The blog here is a concise write up of the webinar, Art of Reporting by Vijay Gummadi, organised by 50K Ventures. Vijay has founded Carz, SmartAuto and Autorox with acquisition of Autorox by a Japanese automobile manufacturer. The webinar takes one through the importance of management reporting, KPIs required, what and who to report to. Find the recorded webinar here.
The basics of reporting is to be accountable to all your stakeholders. As a startup, reporting becomes essential to help the founders introspect and understand their business better. It also builds trust with investors. The core principles of reporting is to be simple, reliable and honest. The frequency and the depth of reports would be based on the stage of the company and if the stakeholders are internal or external. Reporting creates data for everyone to analyse and can be a source for business intelligence.
Stage wise reporting:
- At pilot/PoC stage, usually the team is small. The company would be running experiments and the results need to be shared and discussed with the core team. Usually, there are no external investors at this point, hence there would be high frequency internal reporting. It would be daily or an hourly update and it can be informal by nature.
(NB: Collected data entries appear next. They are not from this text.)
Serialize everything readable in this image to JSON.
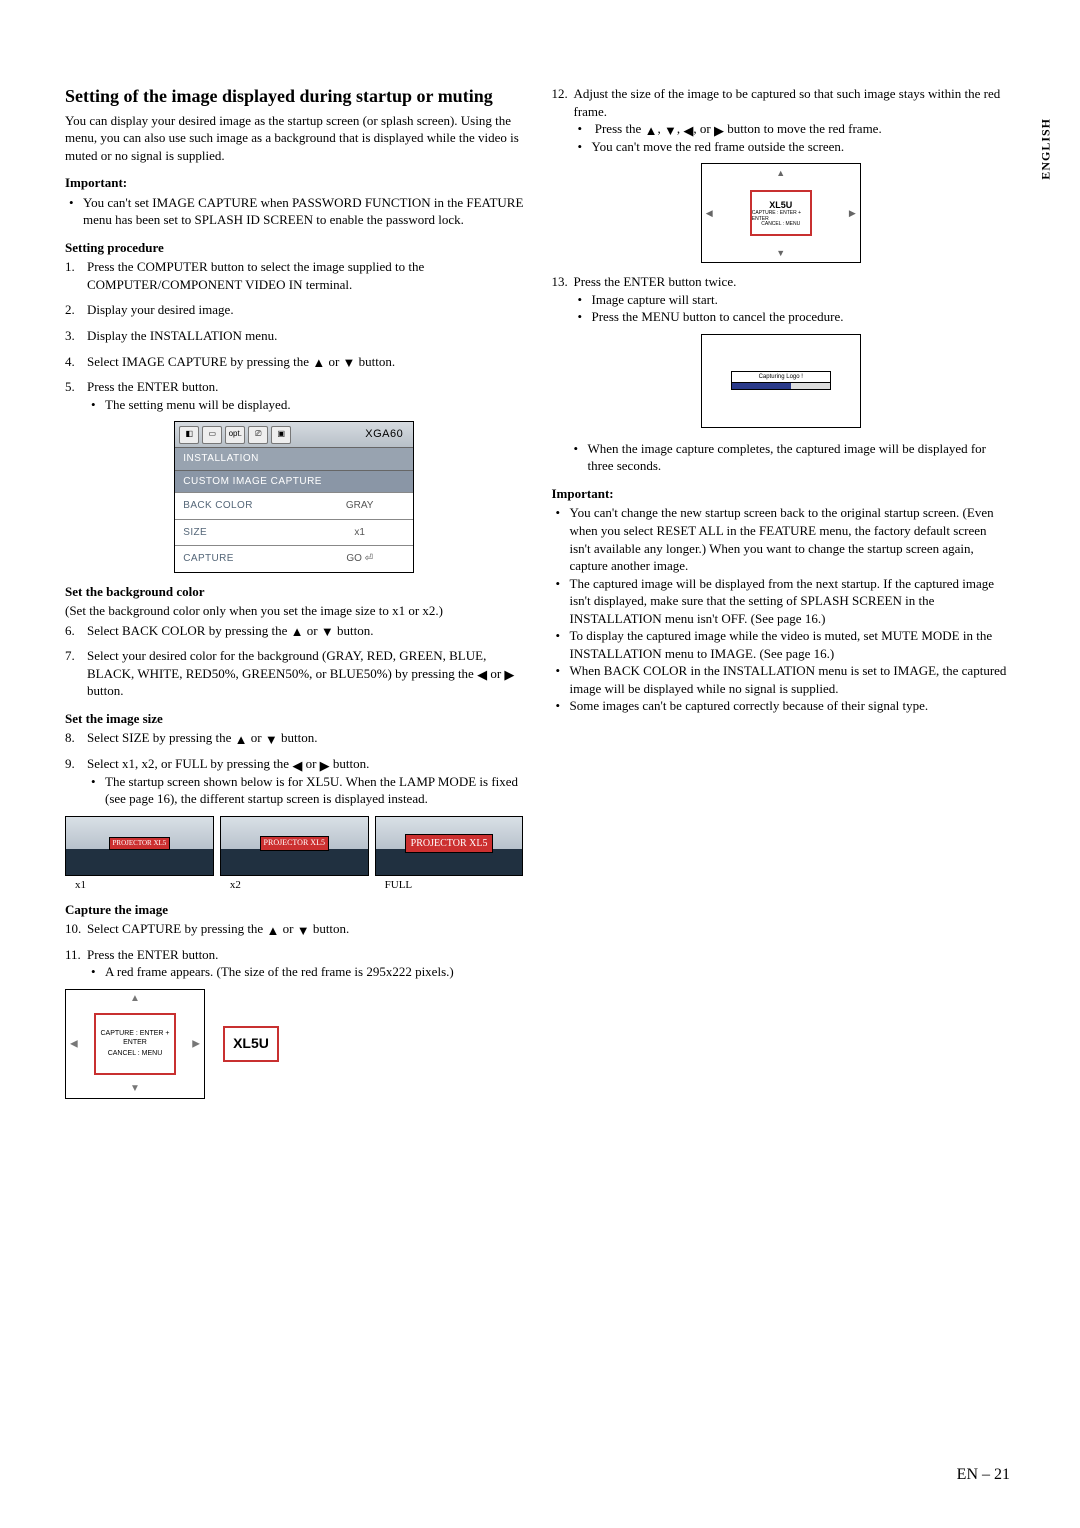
{
  "side_label": "ENGLISH",
  "page_number": "EN – 21",
  "left": {
    "title": "Setting of the image displayed during startup or muting",
    "intro": "You can display your desired image as the startup screen (or splash screen). Using the menu, you can also use such image as a background that is displayed while the video is muted or no signal is supplied.",
    "important_label": "Important:",
    "important_item": "You can't set IMAGE CAPTURE when PASSWORD FUNCTION in the FEATURE menu has been set to SPLASH ID SCREEN to enable the password lock.",
    "procedure_label": "Setting procedure",
    "steps": {
      "s1": "Press the COMPUTER button to select the image supplied to the COMPUTER/COMPONENT VIDEO IN terminal.",
      "s2": "Display your desired image.",
      "s3": "Display the INSTALLATION menu.",
      "s4_pre": "Select IMAGE CAPTURE by pressing the ",
      "s4_mid": " or ",
      "s4_post": " button.",
      "s5": "Press the ENTER button.",
      "s5_sub": "The setting menu will be displayed.",
      "s6_pre": "Select BACK COLOR by pressing the ",
      "s6_mid": " or ",
      "s6_post": " button.",
      "s7_pre": "Select your desired color for the background (GRAY, RED, GREEN, BLUE, BLACK, WHITE, RED50%, GREEN50%, or BLUE50%) by pressing the ",
      "s7_mid": " or ",
      "s7_post": " button.",
      "s8_pre": "Select SIZE by pressing the ",
      "s8_mid": " or ",
      "s8_post": " button.",
      "s9_pre": "Select x1, x2, or FULL by pressing the ",
      "s9_mid": " or ",
      "s9_post": " button.",
      "s9_sub": "The startup screen shown below is for XL5U. When the LAMP MODE is fixed (see page 16), the different startup screen is displayed instead.",
      "s10_pre": "Select CAPTURE by pressing the ",
      "s10_mid": " or ",
      "s10_post": " button.",
      "s11": "Press the ENTER button.",
      "s11_sub": "A red frame appears. (The size of the red frame is 295x222 pixels.)"
    },
    "bg_label": "Set the background color",
    "bg_note": "(Set the background color only when you set the image size to x1 or x2.)",
    "size_label": "Set the image size",
    "capture_label": "Capture the image",
    "menu": {
      "mode": "XGA60",
      "opt": "opt.",
      "bar1": "INSTALLATION",
      "bar2": "CUSTOM IMAGE CAPTURE",
      "r1k": "BACK COLOR",
      "r1v": "GRAY",
      "r2k": "SIZE",
      "r2v": "x1",
      "r3k": "CAPTURE",
      "r3v": "GO ⏎"
    },
    "thumb_logo1": "PROJECTOR XL5",
    "thumb_logo2": "PROJECTOR XL5",
    "thumb_logo3": "PROJECTOR XL5",
    "thumb_l1": "x1",
    "thumb_l2": "x2",
    "thumb_l3": "FULL",
    "frame_line1": "CAPTURE : ENTER + ENTER",
    "frame_line2": "CANCEL : MENU",
    "xl5u": "XL5U"
  },
  "right": {
    "s12_lead": "Adjust the size of the image to be captured so that such image stays within the red frame.",
    "s12_b1_pre": "Press the ",
    "s12_b1_mid": ", ",
    "s12_b1_post": " button to move the red frame.",
    "s12_b2": "You can't move the red frame outside the screen.",
    "fig1_text": "XL5U",
    "fig1_tiny1": "CAPTURE : ENTER + ENTER",
    "fig1_tiny2": "CANCEL : MENU",
    "s13": "Press the ENTER button twice.",
    "s13_b1": "Image capture will start.",
    "s13_b2": "Press the MENU button to cancel the procedure.",
    "fig2_label": "Capturing Logo !",
    "s13_after": "When the image capture completes, the captured image will be displayed for three seconds.",
    "important_label": "Important:",
    "imp1": "You can't change the new startup screen back to the original startup screen. (Even when you select RESET ALL in the FEATURE menu, the factory default screen isn't available any longer.) When you want to change the startup screen again, capture another image.",
    "imp2": "The captured image will be displayed from the next startup. If the captured image isn't displayed, make sure that the setting of SPLASH SCREEN in the INSTALLATION menu isn't OFF. (See page 16.)",
    "imp3": "To display the captured image while the video is muted, set MUTE MODE in the INSTALLATION menu to IMAGE. (See page 16.)",
    "imp4": "When BACK COLOR in the INSTALLATION menu is set to IMAGE, the captured image will be displayed while no signal is supplied.",
    "imp5": "Some images can't be captured correctly because of their signal type."
  }
}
- At the stage of initial traction, it is expected to have angel investors, a few paying customers and mentors/advisors. Internally, the reporting would still remain high frequency. For external parties like the angel investors and advisors it would based on the Shareholder agreement and the information rights. External reporting can be done on a monthly basis or quarterly at the least.
- During the Growth stage, the KPIs that reported transform based on the product or service. As the team grows, the reporting becomes a little less frequent internally and can be done every month. The external reporting will take a more formalised shape and shall be given out every month or quarter.
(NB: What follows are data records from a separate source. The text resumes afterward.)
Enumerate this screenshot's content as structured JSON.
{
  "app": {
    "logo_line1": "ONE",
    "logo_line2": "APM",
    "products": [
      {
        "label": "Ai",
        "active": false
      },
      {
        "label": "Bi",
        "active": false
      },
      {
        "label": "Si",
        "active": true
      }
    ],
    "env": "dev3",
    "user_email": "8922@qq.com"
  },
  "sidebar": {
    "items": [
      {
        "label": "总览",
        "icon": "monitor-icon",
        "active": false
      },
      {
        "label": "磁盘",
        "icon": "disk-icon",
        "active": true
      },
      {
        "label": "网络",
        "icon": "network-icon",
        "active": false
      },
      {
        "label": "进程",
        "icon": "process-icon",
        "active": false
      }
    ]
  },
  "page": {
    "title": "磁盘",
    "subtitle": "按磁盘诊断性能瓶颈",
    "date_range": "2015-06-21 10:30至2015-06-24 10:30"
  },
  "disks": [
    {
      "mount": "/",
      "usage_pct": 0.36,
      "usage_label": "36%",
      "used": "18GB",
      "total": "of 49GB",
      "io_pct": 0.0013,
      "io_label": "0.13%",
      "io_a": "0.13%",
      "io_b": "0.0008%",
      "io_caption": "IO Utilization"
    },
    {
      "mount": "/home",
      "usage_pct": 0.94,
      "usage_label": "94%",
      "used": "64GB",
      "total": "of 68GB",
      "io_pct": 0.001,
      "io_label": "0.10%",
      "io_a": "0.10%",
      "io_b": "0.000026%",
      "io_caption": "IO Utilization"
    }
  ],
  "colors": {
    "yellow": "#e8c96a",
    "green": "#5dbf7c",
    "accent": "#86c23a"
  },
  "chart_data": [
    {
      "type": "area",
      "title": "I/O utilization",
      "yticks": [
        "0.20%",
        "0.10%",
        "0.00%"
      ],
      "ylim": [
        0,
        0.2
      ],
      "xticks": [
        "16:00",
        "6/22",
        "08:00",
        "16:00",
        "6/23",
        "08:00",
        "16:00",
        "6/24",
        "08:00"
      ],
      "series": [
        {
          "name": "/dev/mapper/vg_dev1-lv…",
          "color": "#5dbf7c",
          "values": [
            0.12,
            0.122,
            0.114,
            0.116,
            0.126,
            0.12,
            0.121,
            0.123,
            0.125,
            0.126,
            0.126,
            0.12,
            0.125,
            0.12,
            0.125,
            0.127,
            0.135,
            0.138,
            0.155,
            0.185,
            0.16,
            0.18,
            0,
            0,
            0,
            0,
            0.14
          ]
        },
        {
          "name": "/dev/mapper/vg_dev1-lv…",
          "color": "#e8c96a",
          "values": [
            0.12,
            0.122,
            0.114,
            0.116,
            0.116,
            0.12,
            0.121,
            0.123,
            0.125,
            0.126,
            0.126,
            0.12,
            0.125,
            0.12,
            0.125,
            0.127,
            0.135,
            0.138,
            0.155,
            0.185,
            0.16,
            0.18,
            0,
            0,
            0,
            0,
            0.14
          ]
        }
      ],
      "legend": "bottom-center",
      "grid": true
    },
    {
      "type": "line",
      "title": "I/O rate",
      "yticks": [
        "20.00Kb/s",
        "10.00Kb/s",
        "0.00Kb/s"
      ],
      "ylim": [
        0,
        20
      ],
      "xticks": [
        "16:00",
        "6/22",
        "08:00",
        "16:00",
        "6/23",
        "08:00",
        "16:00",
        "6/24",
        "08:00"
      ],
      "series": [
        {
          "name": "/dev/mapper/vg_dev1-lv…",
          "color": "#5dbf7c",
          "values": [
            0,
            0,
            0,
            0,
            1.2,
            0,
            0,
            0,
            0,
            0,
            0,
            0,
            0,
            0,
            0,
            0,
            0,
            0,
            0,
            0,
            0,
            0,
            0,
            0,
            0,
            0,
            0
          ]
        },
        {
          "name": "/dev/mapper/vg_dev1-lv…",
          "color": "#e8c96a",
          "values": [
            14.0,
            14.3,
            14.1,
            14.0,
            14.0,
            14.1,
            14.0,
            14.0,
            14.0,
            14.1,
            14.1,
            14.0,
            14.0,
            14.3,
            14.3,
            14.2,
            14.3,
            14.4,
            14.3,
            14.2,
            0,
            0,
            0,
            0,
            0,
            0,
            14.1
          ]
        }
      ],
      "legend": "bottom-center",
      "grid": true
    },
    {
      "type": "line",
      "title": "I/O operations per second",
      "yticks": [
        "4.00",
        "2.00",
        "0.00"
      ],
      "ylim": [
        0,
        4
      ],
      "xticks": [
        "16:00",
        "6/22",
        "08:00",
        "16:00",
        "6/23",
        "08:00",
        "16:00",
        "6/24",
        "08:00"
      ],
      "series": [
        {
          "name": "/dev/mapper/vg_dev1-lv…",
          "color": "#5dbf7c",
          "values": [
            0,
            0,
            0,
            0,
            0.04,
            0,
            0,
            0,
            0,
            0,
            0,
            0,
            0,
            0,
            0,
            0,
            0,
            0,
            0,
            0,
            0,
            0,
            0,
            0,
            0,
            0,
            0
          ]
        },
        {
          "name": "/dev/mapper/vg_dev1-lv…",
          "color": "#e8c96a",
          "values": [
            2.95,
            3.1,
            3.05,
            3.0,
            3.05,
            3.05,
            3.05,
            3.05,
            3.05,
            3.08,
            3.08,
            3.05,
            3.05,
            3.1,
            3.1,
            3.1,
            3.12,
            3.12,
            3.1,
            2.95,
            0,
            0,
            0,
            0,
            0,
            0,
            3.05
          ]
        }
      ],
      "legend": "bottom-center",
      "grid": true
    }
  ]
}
- High growth: The investors would be given projections at the start of every quarter and while reporting it is important to indicate the actuals against the projections. This would help the founders and investors in understanding what is or is not working for the company.
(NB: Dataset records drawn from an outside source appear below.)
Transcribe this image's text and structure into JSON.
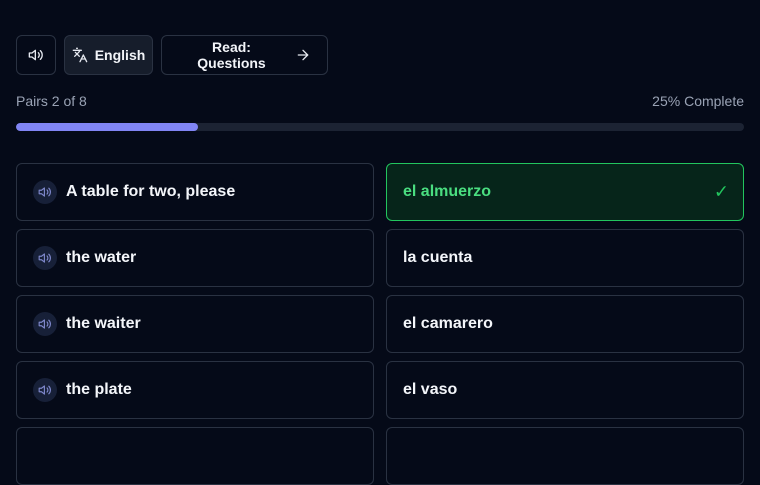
{
  "toolbar": {
    "audio_icon": "speaker-icon",
    "language_label": "English",
    "language_icon": "translate-icon",
    "read_label": "Read: Questions",
    "read_icon": "arrow-right-icon"
  },
  "progress": {
    "pairs_label": "Pairs 2 of 8",
    "complete_label": "25% Complete",
    "fraction": 0.25,
    "fill_color": "#8185f4"
  },
  "left_items": [
    {
      "label": "A table for two, please",
      "icon": "speaker-icon"
    },
    {
      "label": "the water",
      "icon": "speaker-icon"
    },
    {
      "label": "the waiter",
      "icon": "speaker-icon"
    },
    {
      "label": "the plate",
      "icon": "speaker-icon"
    }
  ],
  "right_items": [
    {
      "label": "el almuerzo",
      "state": "matched",
      "icon": "check-icon"
    },
    {
      "label": "la cuenta",
      "state": "default"
    },
    {
      "label": "el camarero",
      "state": "default"
    },
    {
      "label": "el vaso",
      "state": "default"
    }
  ],
  "colors": {
    "background": "#050a18",
    "accent": "#8185f4",
    "success": "#22c55e"
  }
}
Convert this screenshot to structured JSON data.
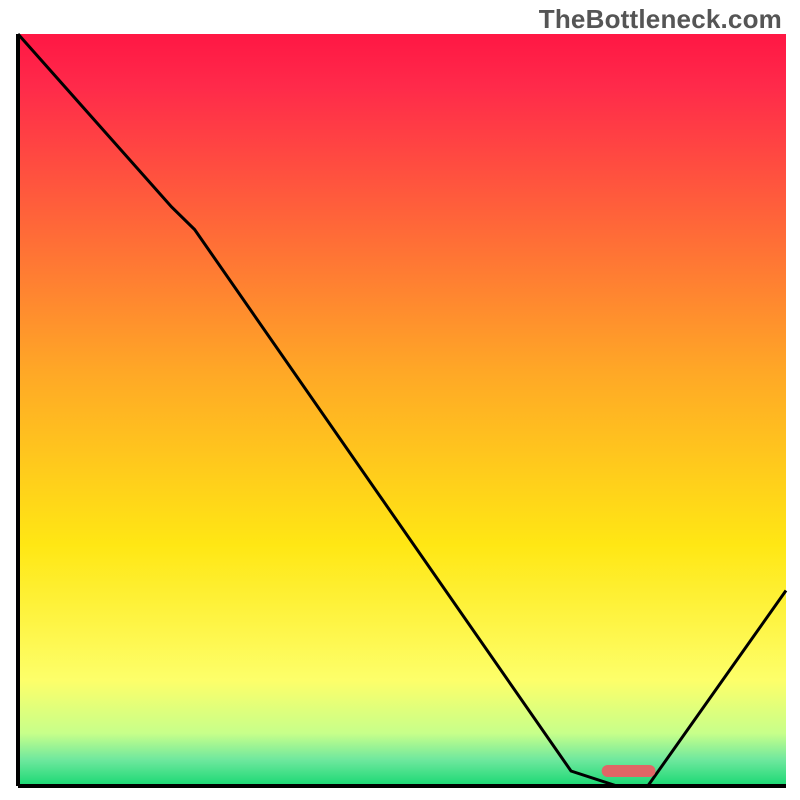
{
  "watermark": "TheBottleneck.com",
  "chart_data": {
    "type": "line",
    "title": "",
    "xlabel": "",
    "ylabel": "",
    "xlim": [
      0,
      100
    ],
    "ylim": [
      0,
      100
    ],
    "series": [
      {
        "name": "bottleneck-curve",
        "x": [
          0,
          20,
          23,
          72,
          78,
          82,
          100
        ],
        "y": [
          100,
          77,
          74,
          2,
          0,
          0,
          26
        ]
      }
    ],
    "marker": {
      "name": "optimal-range",
      "x_start": 76,
      "x_end": 83,
      "y": 2,
      "color": "#e06666"
    },
    "gradient_stops": [
      {
        "offset": 0.0,
        "color": "#ff1744"
      },
      {
        "offset": 0.07,
        "color": "#ff2a4a"
      },
      {
        "offset": 0.45,
        "color": "#ffa826"
      },
      {
        "offset": 0.68,
        "color": "#ffe714"
      },
      {
        "offset": 0.86,
        "color": "#fdff6a"
      },
      {
        "offset": 0.93,
        "color": "#c7ff8a"
      },
      {
        "offset": 0.965,
        "color": "#6fe89e"
      },
      {
        "offset": 1.0,
        "color": "#19d873"
      }
    ]
  }
}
Every report must be able reflect the true picture of the company’s performance. This information must be contextualised to help the target audience understand and give inputs. To ensure reporting is a part of the company’s culture mechanisms and systems must be set in place. The data would be rich in evidence to retrospect and learn from.
A report must be able to throw light on the financial, operational, product development, business aspects of the company. It is also important to share any qualitative updates about the wins and losses, new competition, challenges one is encountering and any insight that founders have learnt about their industry.
As founders by creating meticulous reports, one is building trust with investors and stakeholders that would help them even as they launch new ventures in the future. A systematic reporting system will also be the evidence for founders as they share the success story.